Since OSQ format requires obtaining a copy of some expensive software of unknown old version, I’ll leave it to somebody else. Meanwhile I’ve looked closer at the AVC format mentioned in the previous post and its relatives.
For those of you who don’t recognize the name immediately, Digital Pictures is the company responsible for some FMV-based action games, including the infamous Night Trap. As I rediscovered previously, the AVC files they use are really SGA files with compression method 0x81 but what about the other formats?
About half of the games I could look at contain an archive occupying most of the CD space, inside that archive are the same AVC files. Other half of the games usually has one or two AVC files with a company logo and one megamovie in various formats. And after some research it turned out to be the same 0x81 compression format but with audio data and varying headers.
And since nobody bothered to document it for The Wiki, I’ll explain it here.
There are essentially four parts in a usual DP frame (not counting the header): audio data, colour values, palette update data, and block opcodes.
Audio data is raw PCM, in some formats having fixed size of 1576 bytes. Palette update consists of RGB555 palette entries to replace some old values. Colour values are mere bytes telling which colour to use. And opcode data consists of codes telling how to paint 8×8 tiles.

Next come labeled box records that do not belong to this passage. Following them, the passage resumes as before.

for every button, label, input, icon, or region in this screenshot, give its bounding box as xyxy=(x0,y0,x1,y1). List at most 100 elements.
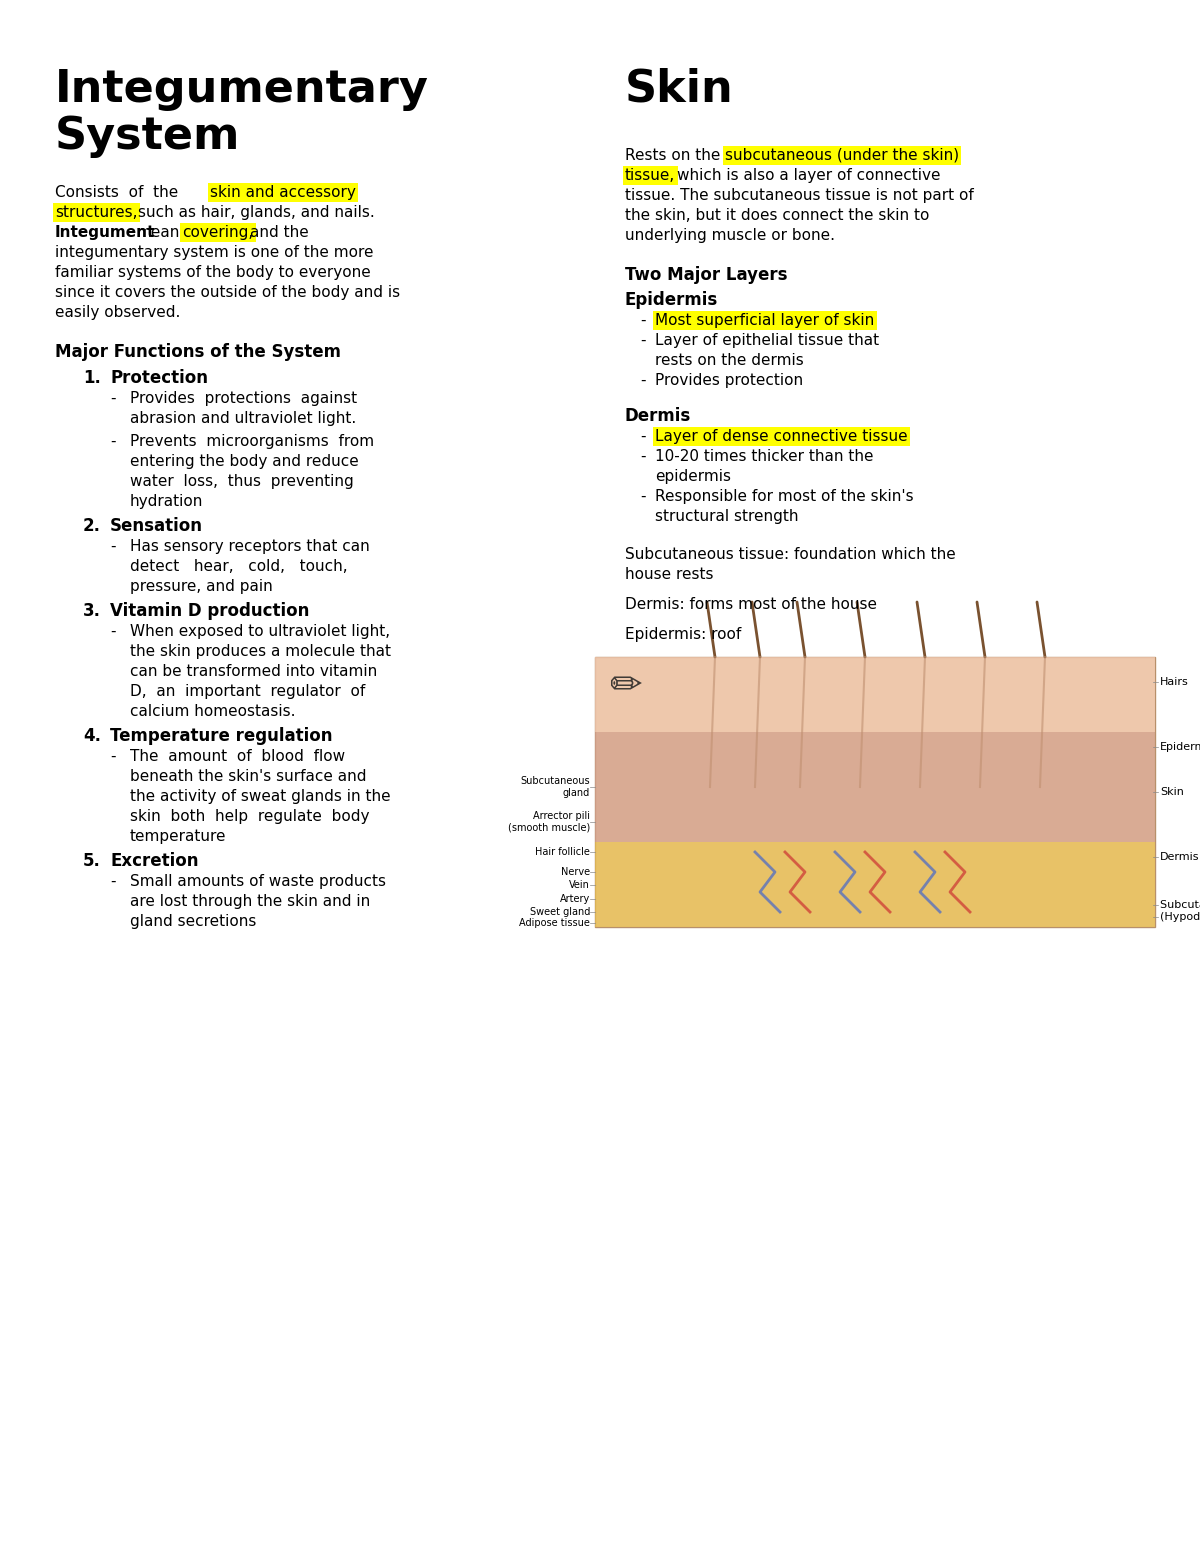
Text: -: - xyxy=(640,449,646,464)
Text: System: System xyxy=(55,115,240,158)
Text: Has sensory receptors that can: Has sensory receptors that can xyxy=(130,539,370,554)
Text: tissue,: tissue, xyxy=(625,168,676,183)
Text: Sensation: Sensation xyxy=(110,517,203,534)
Text: calcium homeostasis.: calcium homeostasis. xyxy=(130,704,295,719)
Text: can be transformed into vitamin: can be transformed into vitamin xyxy=(130,665,377,679)
Text: abrasion and ultraviolet light.: abrasion and ultraviolet light. xyxy=(130,412,356,426)
Text: skin  both  help  regulate  body: skin both help regulate body xyxy=(130,809,370,825)
Text: Vitamin D production: Vitamin D production xyxy=(110,603,310,620)
Text: -: - xyxy=(640,489,646,505)
Bar xyxy=(595,657,1154,731)
Text: skin and accessory: skin and accessory xyxy=(210,185,356,200)
Text: entering the body and reduce: entering the body and reduce xyxy=(130,453,359,469)
Text: 3.: 3. xyxy=(83,603,101,620)
Text: Dermis: Dermis xyxy=(625,407,691,426)
Text: Hairs: Hairs xyxy=(1160,677,1189,686)
Text: Epidermis: roof: Epidermis: roof xyxy=(625,627,742,641)
Text: -: - xyxy=(110,624,115,638)
Bar xyxy=(595,842,1154,927)
Text: 2.: 2. xyxy=(83,517,101,534)
Text: Prevents  microorganisms  from: Prevents microorganisms from xyxy=(130,433,374,449)
Text: -: - xyxy=(640,373,646,388)
Text: ✏: ✏ xyxy=(610,666,643,705)
Text: underlying muscle or bone.: underlying muscle or bone. xyxy=(625,228,835,242)
Text: Integumentary: Integumentary xyxy=(55,68,428,110)
Bar xyxy=(595,657,1154,927)
Text: Integument: Integument xyxy=(55,225,155,241)
Text: Excretion: Excretion xyxy=(110,853,198,870)
Text: easily observed.: easily observed. xyxy=(55,304,180,320)
Text: and the: and the xyxy=(250,225,308,241)
Text: since it covers the outside of the body and is: since it covers the outside of the body … xyxy=(55,286,400,300)
Text: Temperature regulation: Temperature regulation xyxy=(110,727,332,745)
Text: Layer of epithelial tissue that: Layer of epithelial tissue that xyxy=(655,332,880,348)
Text: Skin: Skin xyxy=(1160,787,1184,797)
Text: pressure, and pain: pressure, and pain xyxy=(130,579,272,593)
Text: Most superficial layer of skin: Most superficial layer of skin xyxy=(655,314,875,328)
Text: Nerve: Nerve xyxy=(560,867,590,877)
Text: detect   hear,   cold,   touch,: detect hear, cold, touch, xyxy=(130,559,348,575)
Text: -: - xyxy=(110,433,115,449)
Text: are lost through the skin and in: are lost through the skin and in xyxy=(130,895,371,909)
Text: Dermis: forms most of the house: Dermis: forms most of the house xyxy=(625,596,877,612)
Text: -: - xyxy=(640,332,646,348)
Text: Provides  protections  against: Provides protections against xyxy=(130,391,358,405)
Text: Hair follicle: Hair follicle xyxy=(535,846,590,857)
Text: Protection: Protection xyxy=(110,370,208,387)
Text: Arrector pili
(smooth muscle): Arrector pili (smooth muscle) xyxy=(508,811,590,832)
Text: Consists  of  the: Consists of the xyxy=(55,185,179,200)
Text: Adipose tissue: Adipose tissue xyxy=(520,918,590,929)
Text: D,  an  important  regulator  of: D, an important regulator of xyxy=(130,683,365,699)
Text: Subcutaneous tissue: foundation which the: Subcutaneous tissue: foundation which th… xyxy=(625,547,955,562)
Text: beneath the skin's surface and: beneath the skin's surface and xyxy=(130,769,366,784)
Text: Epidermis: Epidermis xyxy=(625,290,719,309)
Text: structures,: structures, xyxy=(55,205,138,221)
Text: the skin produces a molecule that: the skin produces a molecule that xyxy=(130,644,391,658)
Text: gland secretions: gland secretions xyxy=(130,915,257,929)
Text: 1.: 1. xyxy=(83,370,101,387)
Text: Provides protection: Provides protection xyxy=(655,373,803,388)
Text: -: - xyxy=(110,874,115,888)
Text: When exposed to ultraviolet light,: When exposed to ultraviolet light, xyxy=(130,624,390,638)
Text: Two Major Layers: Two Major Layers xyxy=(625,266,787,284)
Text: (Hypodermis): (Hypodermis) xyxy=(1160,912,1200,922)
Text: Skin: Skin xyxy=(625,68,733,110)
Text: means: means xyxy=(137,225,188,241)
Text: tissue. The subcutaneous tissue is not part of: tissue. The subcutaneous tissue is not p… xyxy=(625,188,973,203)
Text: -: - xyxy=(640,429,646,444)
Text: -: - xyxy=(640,314,646,328)
Text: temperature: temperature xyxy=(130,829,227,843)
Text: Responsible for most of the skin's: Responsible for most of the skin's xyxy=(655,489,913,505)
Text: house rests: house rests xyxy=(625,567,714,582)
Text: such as hair, glands, and nails.: such as hair, glands, and nails. xyxy=(138,205,374,221)
Text: covering,: covering, xyxy=(182,225,253,241)
Text: Dermis: Dermis xyxy=(1160,853,1200,862)
Text: Small amounts of waste products: Small amounts of waste products xyxy=(130,874,386,888)
Text: 4.: 4. xyxy=(83,727,101,745)
Text: Subcutaneous tissue: Subcutaneous tissue xyxy=(1160,901,1200,910)
Text: which is also a layer of connective: which is also a layer of connective xyxy=(677,168,941,183)
Text: familiar systems of the body to everyone: familiar systems of the body to everyone xyxy=(55,266,371,280)
Text: Major Functions of the System: Major Functions of the System xyxy=(55,343,341,360)
Text: hydration: hydration xyxy=(130,494,203,509)
Text: -: - xyxy=(110,539,115,554)
Text: Rests on the: Rests on the xyxy=(625,148,720,163)
Text: 10-20 times thicker than the: 10-20 times thicker than the xyxy=(655,449,874,464)
Text: Epidermis: Epidermis xyxy=(1160,742,1200,752)
Text: structural strength: structural strength xyxy=(655,509,798,523)
Text: Sweet gland: Sweet gland xyxy=(529,907,590,916)
Text: The  amount  of  blood  flow: The amount of blood flow xyxy=(130,749,346,764)
Text: -: - xyxy=(110,749,115,764)
Text: epidermis: epidermis xyxy=(655,469,731,485)
Text: -: - xyxy=(110,391,115,405)
Text: the skin, but it does connect the skin to: the skin, but it does connect the skin t… xyxy=(625,208,929,224)
Text: Subcutaneous
gland: Subcutaneous gland xyxy=(521,776,590,798)
Text: integumentary system is one of the more: integumentary system is one of the more xyxy=(55,245,373,259)
Bar xyxy=(595,731,1154,842)
Text: water  loss,  thus  preventing: water loss, thus preventing xyxy=(130,474,354,489)
Text: the activity of sweat glands in the: the activity of sweat glands in the xyxy=(130,789,391,804)
Text: Artery: Artery xyxy=(559,895,590,904)
Text: Layer of dense connective tissue: Layer of dense connective tissue xyxy=(655,429,907,444)
Text: Vein: Vein xyxy=(569,881,590,890)
Text: rests on the dermis: rests on the dermis xyxy=(655,353,804,368)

There are ninety-something opcodes specifying tile painting modes and additionally values with high bit set are used to signal a tile repeat run. In the latter case you (depending on the mode) either repeat the last decoded tile or transform it a bit before copying. Normal opcodes specify what block size to use (8×8, 8×4 or 4×4), how many colours it takes (colours are taken from the other frame part) and in what pattern to paint those colours. Additionally that opcode may be followed by a bit mask telling which one of the pair of colours to take: e.g. for 4×4 block pattern specifies which colour to use for each 2×2 sub-block (for example, pattern may tell to use colours 1, 3, 5, 3 and a bit mask may tell to use colours 0, 3, 5, 2 instead). Of course there are opcodes to skip some (sub)block so its value remains unchanged.
Even if there are many limitations to this compression scheme I still find it interesting and more advanced than most of the formats the competitors used at that time.
These are Sega CD titles, right? If so, while the audio is likely raw PCM, it’s coded as sign/magnitude PCM, basically the only place anyone has ever seen that format for PCM coding.
Those are multi-platform releases, some of the games I looked at were DOS or Macintosh releases (or both). But the formats are obviously SEGA CD first ones so I have no reasons to doubt your words about PCM.